Mexico

Mexico Avoids Tariffs for Now, but the Threat Lingers

6/8/19
from The Wall Street Journal,
6/8/19:

As part of the deal, U.S. will review effectiveness of Mexico’s immigration policies after 90 days.

The deal the U.S. and Mexico struck to prevent the U.S. from imposing tariffs largely reaffirms the countries’ commitments to existing measures on immigration but will allow Washington to keep up pressure on Mexico. The deal reached late Friday included a provision that former diplomats and analysts said reinforces the idea that the U.S. will continue to use tariffs as leverage: The U.S. will review the effectiveness of Mexico’s immigration policies after 90 days. “Unless we really solve the immigration issue in a way that’s intelligent and that respects human rights, the threat of tariffs will always be present, as long as President Trump is in office,” said Gerónimo Gutiérrez, who served as Mexico’s ambassador to the U.S. for the last two years of the administration of former Mexican President Enrique Peña Nieto. Under Friday’s deal, Mexico agreed to increase enforcement to curb migration from Central America.

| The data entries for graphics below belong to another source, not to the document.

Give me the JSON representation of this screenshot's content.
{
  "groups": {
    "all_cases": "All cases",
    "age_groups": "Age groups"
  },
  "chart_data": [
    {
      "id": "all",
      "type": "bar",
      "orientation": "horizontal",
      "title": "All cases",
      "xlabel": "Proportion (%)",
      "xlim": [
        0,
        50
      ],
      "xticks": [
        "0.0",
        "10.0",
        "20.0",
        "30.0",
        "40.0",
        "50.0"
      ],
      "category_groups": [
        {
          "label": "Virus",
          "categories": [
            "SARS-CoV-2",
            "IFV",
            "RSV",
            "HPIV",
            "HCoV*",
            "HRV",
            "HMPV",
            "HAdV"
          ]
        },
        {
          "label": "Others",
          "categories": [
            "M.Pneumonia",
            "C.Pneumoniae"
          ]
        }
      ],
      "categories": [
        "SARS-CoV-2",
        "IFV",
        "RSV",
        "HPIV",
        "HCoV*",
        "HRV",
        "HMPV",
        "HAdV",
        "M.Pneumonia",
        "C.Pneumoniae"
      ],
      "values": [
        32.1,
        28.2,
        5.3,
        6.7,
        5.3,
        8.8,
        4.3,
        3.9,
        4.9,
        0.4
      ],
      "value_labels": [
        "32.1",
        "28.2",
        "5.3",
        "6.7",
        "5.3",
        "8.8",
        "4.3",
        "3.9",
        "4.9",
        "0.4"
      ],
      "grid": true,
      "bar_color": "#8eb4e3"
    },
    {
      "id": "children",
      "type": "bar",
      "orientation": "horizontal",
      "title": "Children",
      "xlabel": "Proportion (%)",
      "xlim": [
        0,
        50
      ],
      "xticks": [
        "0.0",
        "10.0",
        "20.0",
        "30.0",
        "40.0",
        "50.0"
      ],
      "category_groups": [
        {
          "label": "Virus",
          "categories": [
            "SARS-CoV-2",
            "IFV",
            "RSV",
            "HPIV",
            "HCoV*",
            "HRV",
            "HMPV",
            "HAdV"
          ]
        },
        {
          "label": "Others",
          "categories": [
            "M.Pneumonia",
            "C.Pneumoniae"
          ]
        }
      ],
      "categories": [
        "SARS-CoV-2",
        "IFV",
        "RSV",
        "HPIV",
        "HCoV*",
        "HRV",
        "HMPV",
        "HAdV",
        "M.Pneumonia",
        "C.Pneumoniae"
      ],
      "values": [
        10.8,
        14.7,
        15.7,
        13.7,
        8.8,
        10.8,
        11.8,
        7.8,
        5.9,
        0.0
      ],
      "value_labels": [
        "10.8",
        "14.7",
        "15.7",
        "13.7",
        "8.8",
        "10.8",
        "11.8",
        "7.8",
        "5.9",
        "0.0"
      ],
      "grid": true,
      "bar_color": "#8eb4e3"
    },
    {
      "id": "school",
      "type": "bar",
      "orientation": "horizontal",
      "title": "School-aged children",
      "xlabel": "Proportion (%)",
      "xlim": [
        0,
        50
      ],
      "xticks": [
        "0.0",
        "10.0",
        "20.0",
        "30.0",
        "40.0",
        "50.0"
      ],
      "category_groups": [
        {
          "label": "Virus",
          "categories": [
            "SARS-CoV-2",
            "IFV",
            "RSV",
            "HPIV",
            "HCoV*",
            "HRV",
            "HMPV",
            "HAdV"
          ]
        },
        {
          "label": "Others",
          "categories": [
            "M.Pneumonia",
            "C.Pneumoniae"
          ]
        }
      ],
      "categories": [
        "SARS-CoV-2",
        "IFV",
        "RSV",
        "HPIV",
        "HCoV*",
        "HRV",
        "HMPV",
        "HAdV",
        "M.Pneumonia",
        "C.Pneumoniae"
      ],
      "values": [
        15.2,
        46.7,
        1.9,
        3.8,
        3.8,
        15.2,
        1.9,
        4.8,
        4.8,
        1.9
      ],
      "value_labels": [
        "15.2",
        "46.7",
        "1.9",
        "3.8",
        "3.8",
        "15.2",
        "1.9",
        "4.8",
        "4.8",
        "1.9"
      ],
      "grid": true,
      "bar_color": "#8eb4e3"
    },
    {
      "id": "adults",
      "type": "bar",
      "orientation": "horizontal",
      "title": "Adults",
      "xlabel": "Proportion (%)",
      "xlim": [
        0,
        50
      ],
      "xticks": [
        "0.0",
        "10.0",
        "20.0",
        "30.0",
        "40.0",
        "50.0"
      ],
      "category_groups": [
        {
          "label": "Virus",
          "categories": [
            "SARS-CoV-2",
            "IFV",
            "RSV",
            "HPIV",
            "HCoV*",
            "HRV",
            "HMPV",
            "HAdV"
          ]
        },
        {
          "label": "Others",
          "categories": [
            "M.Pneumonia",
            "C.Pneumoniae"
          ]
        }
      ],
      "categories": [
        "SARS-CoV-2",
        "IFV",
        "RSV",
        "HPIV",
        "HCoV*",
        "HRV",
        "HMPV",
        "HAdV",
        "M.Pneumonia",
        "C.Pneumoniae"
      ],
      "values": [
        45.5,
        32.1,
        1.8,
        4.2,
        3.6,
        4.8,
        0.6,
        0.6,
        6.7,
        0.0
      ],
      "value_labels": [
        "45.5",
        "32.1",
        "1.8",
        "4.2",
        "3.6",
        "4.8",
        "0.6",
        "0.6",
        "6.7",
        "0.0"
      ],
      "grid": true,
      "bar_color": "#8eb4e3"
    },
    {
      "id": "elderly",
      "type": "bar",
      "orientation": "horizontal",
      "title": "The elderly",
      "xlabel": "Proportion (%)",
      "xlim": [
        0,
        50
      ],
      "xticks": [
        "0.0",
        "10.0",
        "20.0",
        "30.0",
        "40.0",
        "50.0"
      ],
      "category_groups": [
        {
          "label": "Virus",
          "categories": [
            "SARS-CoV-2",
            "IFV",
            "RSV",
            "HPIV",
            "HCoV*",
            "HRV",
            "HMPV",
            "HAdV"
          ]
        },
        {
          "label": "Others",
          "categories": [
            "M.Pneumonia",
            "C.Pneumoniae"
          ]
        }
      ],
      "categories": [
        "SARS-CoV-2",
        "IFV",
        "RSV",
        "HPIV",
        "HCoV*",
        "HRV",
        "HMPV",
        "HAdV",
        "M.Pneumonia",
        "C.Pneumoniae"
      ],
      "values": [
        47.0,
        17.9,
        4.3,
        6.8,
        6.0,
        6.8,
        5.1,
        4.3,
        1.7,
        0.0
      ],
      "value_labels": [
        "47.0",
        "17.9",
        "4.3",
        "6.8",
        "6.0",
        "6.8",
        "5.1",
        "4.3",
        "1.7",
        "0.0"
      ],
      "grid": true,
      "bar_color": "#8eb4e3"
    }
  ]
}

Mexican officials had spent much of the week in Washington talking about the steps already taken at Mexico’s southern border with Guatemala, including plans to deploy 6,000 troops from its newly established National Guard. In a tweet Saturday evening, just before a rally in Tijuana planned by the Mexican government to celebrate the deal, Mexican President Andrés Manuel López Obrador wrote that he had spoken to President Trump on the phone.